Ce que les secrétaires remarquent : quand la patientèle ressemble au médecin
Après des années à répondre au téléphone pour des dizaines de cabinets différents, on finit par remarquer des choses. Pas des généralités absolues, plutôt des tendances qui reviennent assez souvent pour être amusantes à observer : la patientèle d’un cabinet finit, avec le temps, par ressembler un peu à son médecin. On ne l’aurait peut-être pas cru avant de passer nos journées au téléphone avec eux, et pourtant.
Le médecin carré et sa patientèle disciplinée
Prenez un praticien qui pose des règles claires et s’y tient : « je ne reçois pas les patients en retard », par exemple. Au début, certains patients testent la limite, comme n’importe où. Mais au fil du temps, ceux qui restent sont ceux qui s’adaptent, et les nouveaux patients héritent souvent de cette culture par le bouche-à-oreille ou simplement en observant comment fonctionne le cabinet dès leur premier contact.
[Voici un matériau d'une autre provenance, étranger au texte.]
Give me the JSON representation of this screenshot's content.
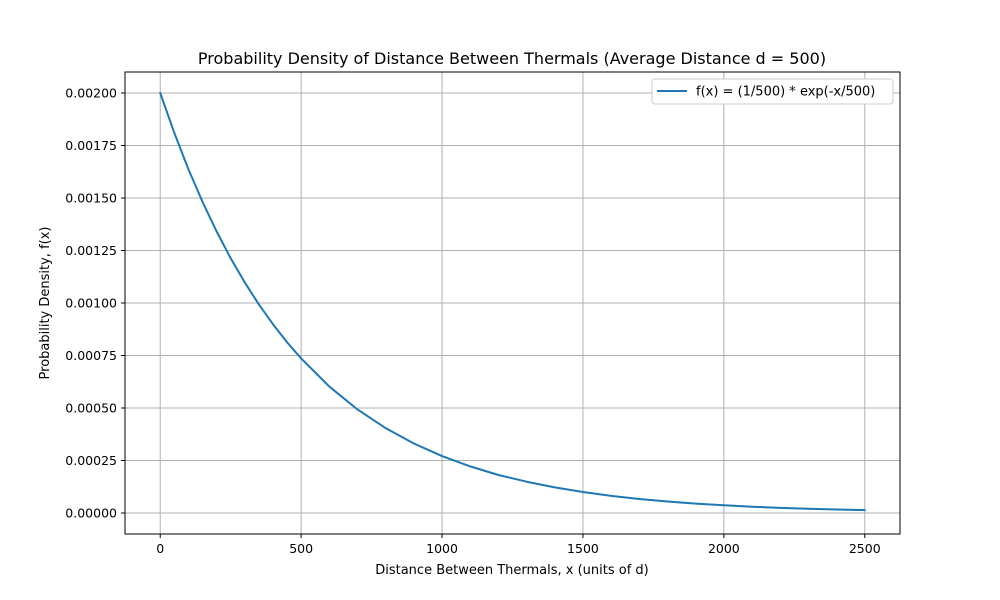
{
  "chart_data": {
    "type": "line",
    "title": "Probability Density of Distance Between Thermals (Average Distance d = 500)",
    "xlabel": "Distance Between Thermals, x (units of d)",
    "ylabel": "Probability Density, f(x)",
    "xlim": [
      -125,
      2625
    ],
    "ylim": [
      -0.0001,
      0.0021
    ],
    "x_ticks": [
      0,
      500,
      1000,
      1500,
      2000,
      2500
    ],
    "x_tick_labels": [
      "0",
      "500",
      "1000",
      "1500",
      "2000",
      "2500"
    ],
    "y_ticks": [
      0,
      0.00025,
      0.0005,
      0.00075,
      0.001,
      0.00125,
      0.0015,
      0.00175,
      0.002
    ],
    "y_tick_labels": [
      "0.00000",
      "0.00025",
      "0.00050",
      "0.00075",
      "0.00100",
      "0.00125",
      "0.00150",
      "0.00175",
      "0.00200"
    ],
    "grid": true,
    "legend_position": "top-right",
    "series": [
      {
        "name": "f(x) = (1/500) * exp(-x/500)",
        "color": "#1f77b4",
        "x": [
          0,
          50,
          100,
          150,
          200,
          250,
          300,
          350,
          400,
          450,
          500,
          600,
          700,
          800,
          900,
          1000,
          1100,
          1200,
          1300,
          1400,
          1500,
          1600,
          1700,
          1800,
          1900,
          2000,
          2100,
          2200,
          2300,
          2400,
          2500
        ],
        "y": [
          0.002,
          0.00181,
          0.001637,
          0.001482,
          0.001341,
          0.001213,
          0.001098,
          0.000993,
          0.000899,
          0.000813,
          0.000736,
          0.000602,
          0.000493,
          0.000404,
          0.000331,
          0.000271,
          0.000222,
          0.000181,
          0.000149,
          0.000122,
          0.0001,
          8.15e-05,
          6.67e-05,
          5.46e-05,
          4.47e-05,
          3.66e-05,
          3e-05,
          2.46e-05,
          2.01e-05,
          1.65e-05,
          1.35e-05
        ]
      }
    ]
  }
}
Résultat, que l’on constate assez régulièrement : moins de négociations de dernière minute, moins de tentatives de passe-droit, et globalement des échanges plus simples et plus respectueux, aussi bien avec le médecin qu’avec nous au téléphone.
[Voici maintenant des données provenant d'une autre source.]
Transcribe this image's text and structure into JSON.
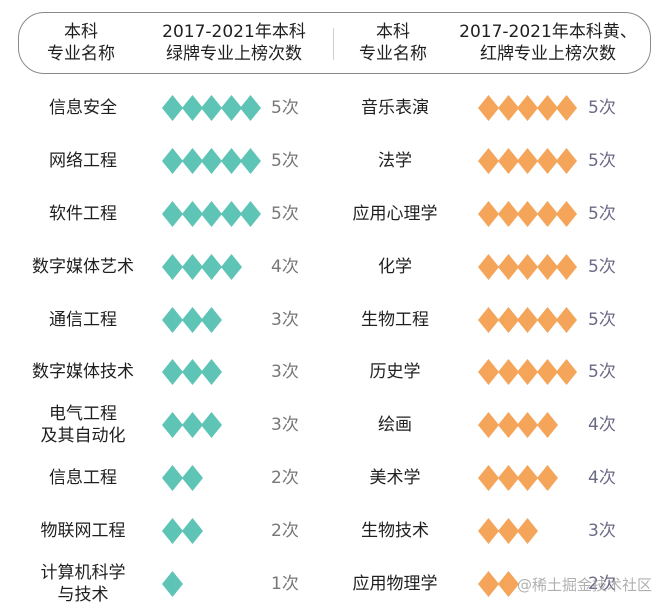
{
  "header": {
    "col1": [
      "本科",
      "专业名称"
    ],
    "col2": [
      "2017-2021年本科",
      "绿牌专业上榜次数"
    ],
    "col3": [
      "本科",
      "专业名称"
    ],
    "col4": [
      "2017-2021年本科黄、",
      "红牌专业上榜次数"
    ]
  },
  "colors": {
    "green_diamond": "#5ec4b6",
    "orange_diamond": "#f5a55a",
    "border": "#8a8a8a",
    "green_count_text": "#777777",
    "orange_count_text": "#6b6a85"
  },
  "watermark": "@稀土掘金技术社区",
  "chart_data": [
    {
      "type": "table",
      "title": "2017-2021年本科绿牌专业上榜次数",
      "columns": [
        "本科专业名称",
        "上榜次数"
      ],
      "categories": [
        "信息安全",
        "网络工程",
        "软件工程",
        "数字媒体艺术",
        "通信工程",
        "数字媒体技术",
        "电气工程及其自动化",
        "信息工程",
        "物联网工程",
        "计算机科学与技术"
      ],
      "values": [
        5,
        5,
        5,
        4,
        3,
        3,
        3,
        2,
        2,
        1
      ],
      "unit": "次",
      "marker": "diamond",
      "color": "#5ec4b6"
    },
    {
      "type": "table",
      "title": "2017-2021年本科黄、红牌专业上榜次数",
      "columns": [
        "本科专业名称",
        "上榜次数"
      ],
      "categories": [
        "音乐表演",
        "法学",
        "应用心理学",
        "化学",
        "生物工程",
        "历史学",
        "绘画",
        "美术学",
        "生物技术",
        "应用物理学"
      ],
      "values": [
        5,
        5,
        5,
        5,
        5,
        5,
        4,
        4,
        3,
        2
      ],
      "unit": "次",
      "marker": "diamond",
      "color": "#f5a55a"
    }
  ],
  "green_rows": [
    {
      "name": [
        "信息安全"
      ],
      "count": 5,
      "label": "5次"
    },
    {
      "name": [
        "网络工程"
      ],
      "count": 5,
      "label": "5次"
    },
    {
      "name": [
        "软件工程"
      ],
      "count": 5,
      "label": "5次"
    },
    {
      "name": [
        "数字媒体艺术"
      ],
      "count": 4,
      "label": "4次"
    },
    {
      "name": [
        "通信工程"
      ],
      "count": 3,
      "label": "3次"
    },
    {
      "name": [
        "数字媒体技术"
      ],
      "count": 3,
      "label": "3次"
    },
    {
      "name": [
        "电气工程",
        "及其自动化"
      ],
      "count": 3,
      "label": "3次"
    },
    {
      "name": [
        "信息工程"
      ],
      "count": 2,
      "label": "2次"
    },
    {
      "name": [
        "物联网工程"
      ],
      "count": 2,
      "label": "2次"
    },
    {
      "name": [
        "计算机科学",
        "与技术"
      ],
      "count": 1,
      "label": "1次"
    }
  ],
  "orange_rows": [
    {
      "name": [
        "音乐表演"
      ],
      "count": 5,
      "label": "5次"
    },
    {
      "name": [
        "法学"
      ],
      "count": 5,
      "label": "5次"
    },
    {
      "name": [
        "应用心理学"
      ],
      "count": 5,
      "label": "5次"
    },
    {
      "name": [
        "化学"
      ],
      "count": 5,
      "label": "5次"
    },
    {
      "name": [
        "生物工程"
      ],
      "count": 5,
      "label": "5次"
    },
    {
      "name": [
        "历史学"
      ],
      "count": 5,
      "label": "5次"
    },
    {
      "name": [
        "绘画"
      ],
      "count": 4,
      "label": "4次"
    },
    {
      "name": [
        "美术学"
      ],
      "count": 4,
      "label": "4次"
    },
    {
      "name": [
        "生物技术"
      ],
      "count": 3,
      "label": "3次"
    },
    {
      "name": [
        "应用物理学"
      ],
      "count": 2,
      "label": "2次"
    }
  ]
}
Le miroir fonctionne dans les deux sens
À l’inverse, un cabinet plus souple, où les exceptions sont fréquentes, voit souvent sa patientèle tester un peu plus les limites : demandes de dernière minute, appels répétés pour la même chose, tentatives d’obtenir un rendez-vous plus tôt que prévu. Ce n’est pas une critique, chaque approche a ses raisons et ses avantages, et beaucoup de praticiens choisissent délibérément cette souplesse pour des motifs qui leur appartiennent. C’est simplement une observation de terrain : le cadre posé par un cabinet façonne, petit à petit, la façon dont sa patientèle s’y adapte, dans un sens comme dans l’autre.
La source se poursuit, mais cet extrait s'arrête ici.